Damit stemmt sich der Start-up-Unternehmer immer noch gegen den Trend, denn die Gastronomen zahlen bei großen Marken schon mehr. Thomas Heidkamp, Inhaber des Bistro 93 und „Hallenwirt“ der Jesinger Gemeindehalle, muss seit Januar zwischen acht und zehn Prozent mehr für die Bierflaschen im Einkauf auf den Tisch legen. Hinzu kommt: Bier ist nicht das Einzige, was teurer geworden ist. Im Vergleich zum März 2022 kostet die Papierrolle für die Kasse 32,5 Prozent mehr. Im Bistro kostet das Bier aktuell 3,90 Euro für den halben Liter aus der Flasche, vom Fass 4,30 Euro. „Fassbier ist hoch gegangen, alles andere ist geblieben“, sagt der Gastwirt.

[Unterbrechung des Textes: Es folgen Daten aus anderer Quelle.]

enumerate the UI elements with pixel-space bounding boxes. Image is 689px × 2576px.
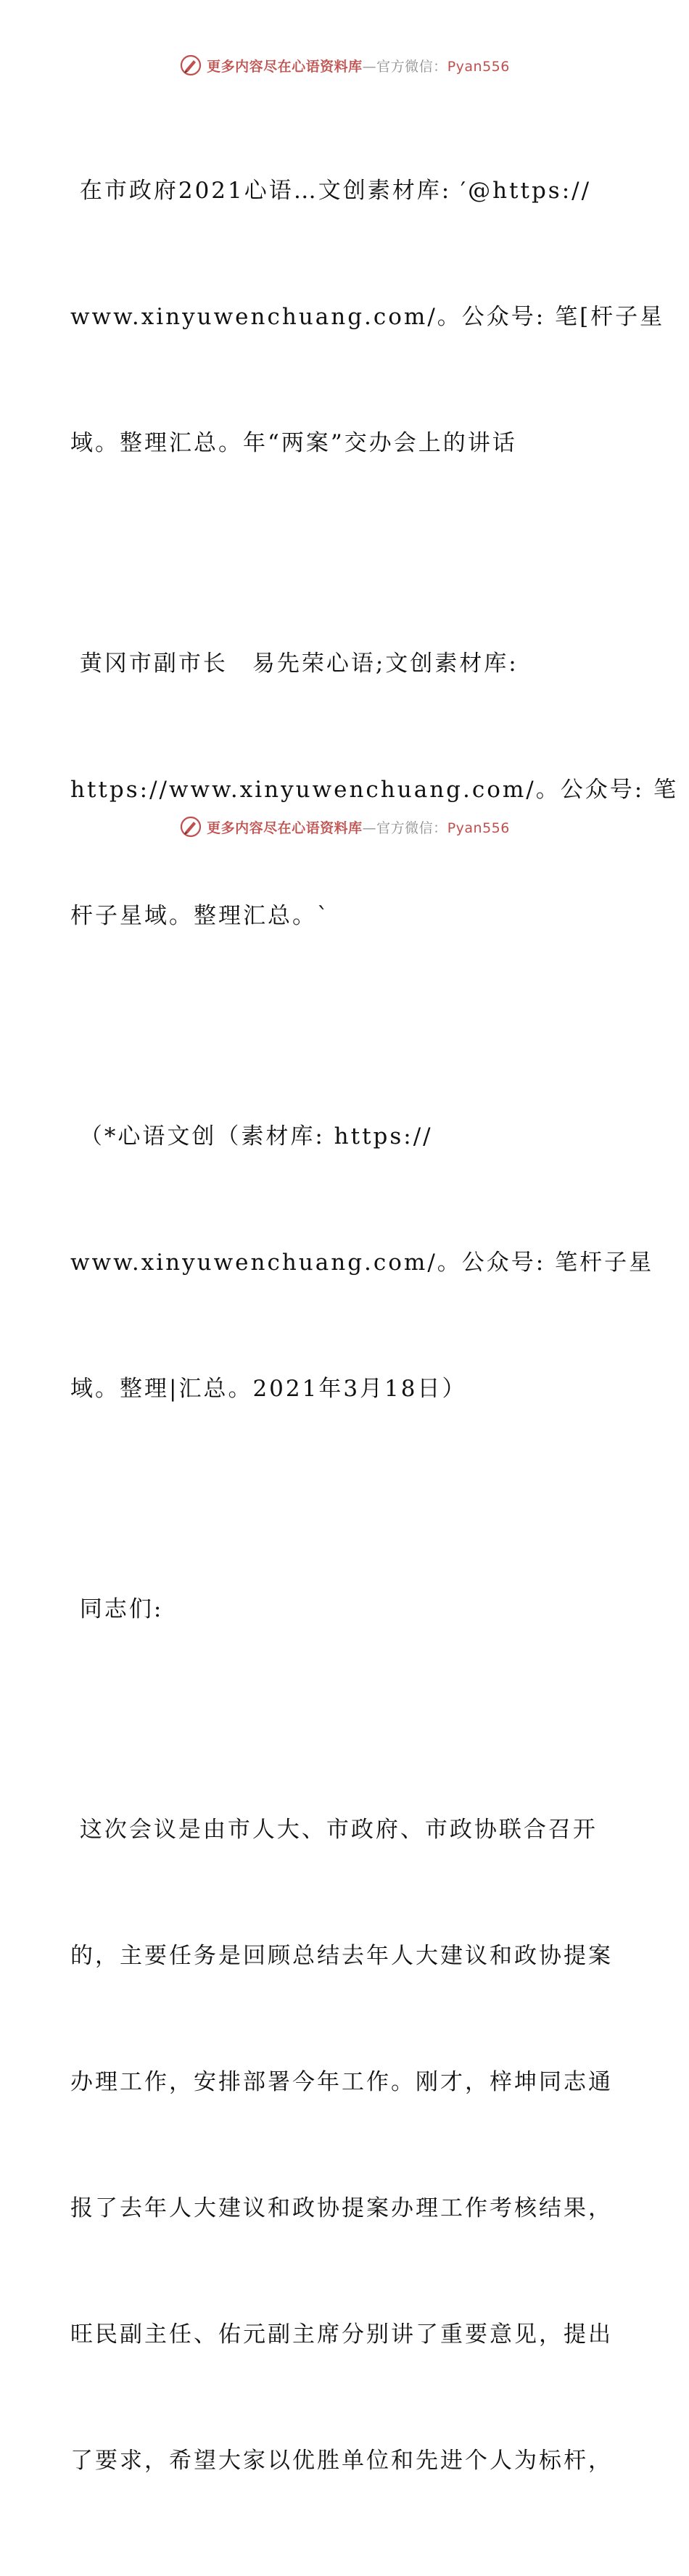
text-line: 同志们: (70, 1596, 164, 1622)
text-line: 域。整理|汇总。2021年3月18日） (70, 1376, 467, 1402)
footer-banner-dash: — (362, 820, 377, 836)
text-line: 在市政府2021心语…文创素材库: ′@https:// (70, 178, 592, 204)
header-banner-lead: 更多内容尽在心语资料库 (207, 58, 363, 75)
paragraph-salutation (70, 1504, 622, 1714)
header-banner-dash: — (362, 58, 377, 75)
footer-watermark-banner (0, 812, 689, 841)
pen-logo-icon (179, 54, 202, 77)
header-banner-text (207, 56, 510, 75)
text-line: www.xinyuwenchuang.com/。公众号: 笔[杆子星 (70, 304, 665, 330)
header-watermark-banner (0, 51, 689, 80)
text-line: 这次会议是由市人大、市政府、市政协联合召开 (70, 1817, 598, 1843)
text-line: 域。整理汇总。年“两案”交办会上的讲话 (70, 430, 517, 456)
paragraph-date (70, 1031, 654, 1494)
footer-banner-lead: 更多内容尽在心语资料库 (207, 820, 363, 836)
text-line: 的，主要任务是回顾总结去年人大建议和政协提案 (70, 1943, 613, 1969)
paragraph-speaker (70, 558, 679, 1021)
text-line: 杆子星域。整理汇总。` (70, 903, 331, 929)
footer-banner-wechat-id: Pyan556 (447, 820, 510, 836)
header-banner-wechat-label: 官方微信： (376, 58, 447, 75)
footer-banner-wechat-label: 官方微信： (376, 820, 447, 836)
text-line: 办理工作，安排部署今年工作。刚才，梓坤同志通 (70, 2069, 613, 2095)
text-line: 了要求，希望大家以优胜单位和先进个人为标杆， (70, 2448, 613, 2474)
text-line: www.xinyuwenchuang.com/。公众号: 笔杆子星 (70, 1250, 654, 1276)
header-banner-wechat-id: Pyan556 (447, 58, 510, 75)
text-line: https://www.xinyuwenchuang.com/。公众号: 笔 (70, 777, 679, 803)
footer-banner-text (207, 817, 510, 837)
paragraph-body (70, 1725, 622, 2566)
text-line: 旺民副主任、佑元副主席分别讲了重要意见，提出 (70, 2321, 613, 2348)
pen-logo-icon (179, 815, 202, 838)
text-line: （*心语文创（素材库: https:// (70, 1123, 433, 1149)
text-line: 报了去年人大建议和政协提案办理工作考核结果， (70, 2195, 613, 2221)
text-line: 黄冈市副市长 易先荣心语;文创素材库: (70, 651, 519, 677)
document-body (70, 86, 679, 2576)
paragraph-title (70, 86, 665, 548)
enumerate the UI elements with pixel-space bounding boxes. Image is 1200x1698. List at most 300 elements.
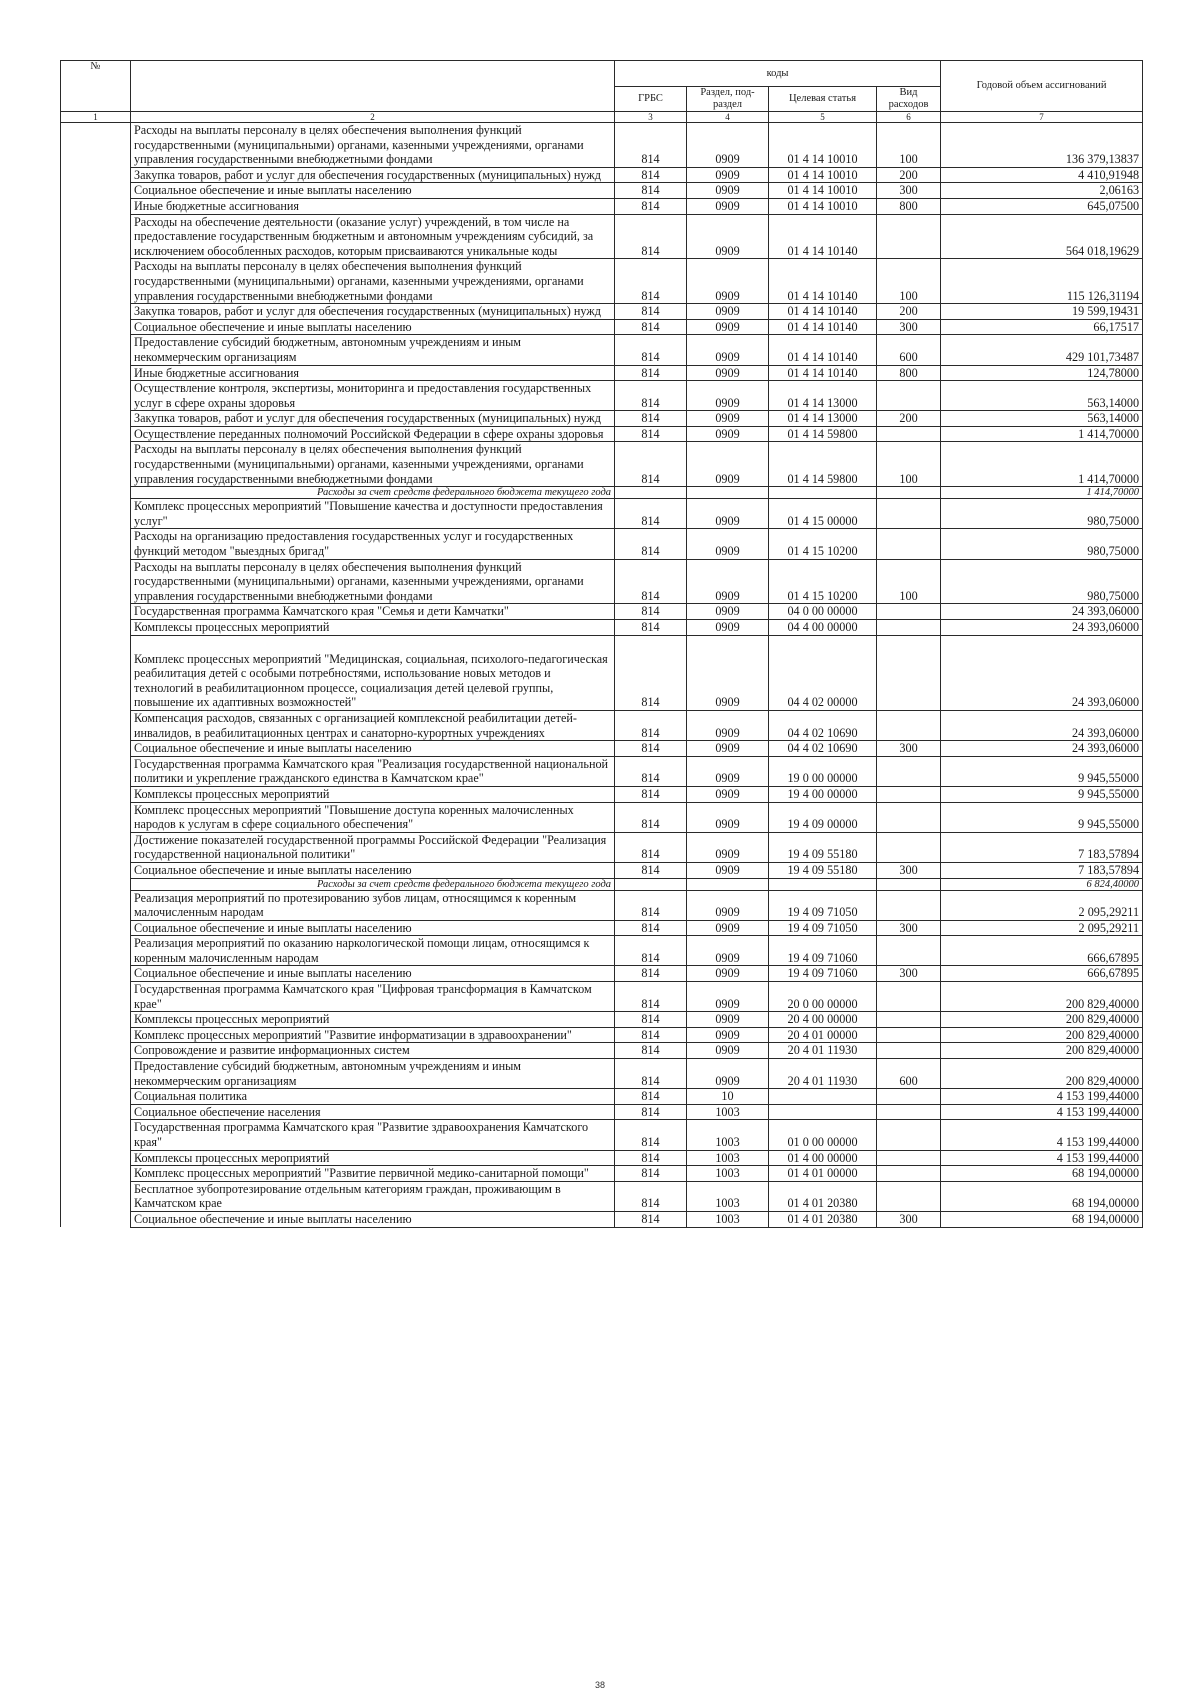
row-grbs: 814 [615, 183, 687, 199]
col-number: 5 [769, 112, 877, 123]
row-index [61, 499, 131, 529]
row-target-article: 19 4 09 00000 [769, 802, 877, 832]
row-expense-type [877, 710, 941, 740]
row-name: Государственная программа Камчатского края "Развитие здравоохранения Камчатского края" [131, 1120, 615, 1150]
row-index [61, 1043, 131, 1059]
row-section [687, 487, 769, 499]
table-row [61, 167, 1143, 183]
row-section: 0909 [687, 183, 769, 199]
row-grbs: 814 [615, 529, 687, 559]
row-grbs [615, 487, 687, 499]
row-section: 0909 [687, 710, 769, 740]
row-amount: 124,78000 [941, 365, 1143, 381]
row-target-article: 19 4 09 71050 [769, 920, 877, 936]
row-index [61, 1181, 131, 1211]
row-section: 0909 [687, 198, 769, 214]
row-name: Комплексы процессных мероприятий [131, 1150, 615, 1166]
table-row [61, 1150, 1143, 1166]
row-expense-type [877, 214, 941, 259]
row-index [61, 198, 131, 214]
row-section: 0909 [687, 966, 769, 982]
row-section: 0909 [687, 1012, 769, 1028]
row-target-article: 19 4 09 71050 [769, 890, 877, 920]
table-row [61, 710, 1143, 740]
budget-table-sheet [60, 60, 1142, 1228]
row-section: 1003 [687, 1211, 769, 1227]
row-grbs: 814 [615, 167, 687, 183]
row-expense-type [877, 982, 941, 1012]
row-expense-type: 600 [877, 1059, 941, 1089]
row-target-article: 04 0 00 00000 [769, 604, 877, 620]
row-index [61, 1089, 131, 1105]
row-grbs: 814 [615, 426, 687, 442]
row-expense-type [877, 529, 941, 559]
row-section: 0909 [687, 559, 769, 604]
row-grbs: 814 [615, 890, 687, 920]
row-grbs: 814 [615, 123, 687, 168]
row-name: Социальное обеспечение и иные выплаты населению [131, 741, 615, 757]
table-row [61, 890, 1143, 920]
row-amount: 200 829,40000 [941, 1027, 1143, 1043]
row-expense-type [877, 936, 941, 966]
row-index [61, 620, 131, 636]
table-row [61, 1012, 1143, 1028]
row-expense-type [877, 620, 941, 636]
row-section: 1003 [687, 1150, 769, 1166]
table-row [61, 604, 1143, 620]
row-expense-type [877, 499, 941, 529]
row-grbs: 814 [615, 499, 687, 529]
row-amount: 24 393,06000 [941, 741, 1143, 757]
row-expense-type: 300 [877, 741, 941, 757]
row-section: 0909 [687, 529, 769, 559]
row-name: Комплексы процессных мероприятий [131, 1012, 615, 1028]
row-expense-type [877, 832, 941, 862]
row-section: 0909 [687, 890, 769, 920]
row-amount: 7 183,57894 [941, 862, 1143, 878]
header-codes: коды [615, 61, 941, 87]
table-row [61, 1211, 1143, 1227]
row-grbs: 814 [615, 635, 687, 710]
row-expense-type: 300 [877, 862, 941, 878]
row-name: Реализация мероприятий по оказанию наркологической помощи лицам, относящимся к коренным малочисленным народам [131, 936, 615, 966]
table-row [61, 1027, 1143, 1043]
row-grbs: 814 [615, 442, 687, 487]
row-target-article: 01 4 14 59800 [769, 442, 877, 487]
row-expense-type [877, 756, 941, 786]
row-section: 0909 [687, 167, 769, 183]
row-name: Расходы на обеспечение деятельности (оказание услуг) учреждений, в том числе на предоставление государственным бюджетным и автономным учреждениям субсидий, за исключением обособленных расходов, которым присваиваются уникальные коды [131, 214, 615, 259]
row-grbs: 814 [615, 259, 687, 304]
row-target-article: 01 4 14 10010 [769, 198, 877, 214]
row-section: 0909 [687, 1059, 769, 1089]
row-section: 0909 [687, 1043, 769, 1059]
row-expense-type [877, 635, 941, 710]
row-section: 1003 [687, 1104, 769, 1120]
row-grbs: 814 [615, 620, 687, 636]
table-row [61, 966, 1143, 982]
row-expense-type [877, 604, 941, 620]
row-index [61, 1166, 131, 1182]
row-target-article: 01 4 14 10140 [769, 304, 877, 320]
table-row [61, 411, 1143, 427]
row-grbs: 814 [615, 862, 687, 878]
col-number: 3 [615, 112, 687, 123]
col-number: 1 [61, 112, 131, 123]
row-index [61, 214, 131, 259]
row-name: Предоставление субсидий бюджетным, автономным учреждениям и иным некоммерческим организациям [131, 335, 615, 365]
row-grbs: 814 [615, 411, 687, 427]
row-amount: 429 101,73487 [941, 335, 1143, 365]
row-amount: 1 414,70000 [941, 426, 1143, 442]
row-expense-type: 600 [877, 335, 941, 365]
row-amount: 9 945,55000 [941, 756, 1143, 786]
row-expense-type: 100 [877, 123, 941, 168]
row-name: Социальное обеспечение и иные выплаты населению [131, 183, 615, 199]
table-row [61, 1043, 1143, 1059]
table-row [61, 442, 1143, 487]
row-target-article [769, 487, 877, 499]
row-index [61, 966, 131, 982]
row-amount: 1 414,70000 [941, 442, 1143, 487]
row-section: 0909 [687, 756, 769, 786]
row-amount: 19 599,19431 [941, 304, 1143, 320]
row-name: Бесплатное зубопротезирование отдельным категориям граждан, проживающим в Камчатском крае [131, 1181, 615, 1211]
row-name: Комплексы процессных мероприятий [131, 786, 615, 802]
row-index [61, 487, 131, 499]
row-index [61, 1211, 131, 1227]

„Noch“, muss er hinzufügen, denn die Preise gäben die gestiegenen Kosten längst nicht mehr wieder. „Das geht nur durch höheren Absatz“, sagt der Wirt, der mit dem Biergarten an der Jesinger Halle derzeit den Ausschank erhöht hat. Er geht jedoch davon aus, im Herbst die Preise erhöhen zu müssen. „Die kratzen an der Fünf-Euro-Marke“, sagt er.

Diese Marke versucht Gunnar Stahlberg in der Kirchheimer Innenstadt mit seinem „Herr Kokoschinski“ und der „Wunderbar“ möglichst lange zu unterbieten. Vor vier Monaten ging er für die Halbe auf 4,80 Euro, egal ob gezapft oder aus der Flasche, nachdem seine Einkaufspreise kontinuierlich gestiegen sind. Nun hat er den Lieferanten gewechselt und nimmt Rabatte mit: „Da kommt es auf jeden Cent an.“ Denn auch für ihn gilt: Die Gehälter sind gestiegen, Wareneinkauf wird teurer und die Energiepreise sind eine Wundertüte. Nachdem sich die Strompreise etwas normalisiert haben, hofft Stahlberg auf Normalisierung. Immerhin gibt es auch gute Nachrichten: Das Wetter spielt gerade wieder mit und macht Lust auf mehr als ein Glas kühlen Gerstensafts.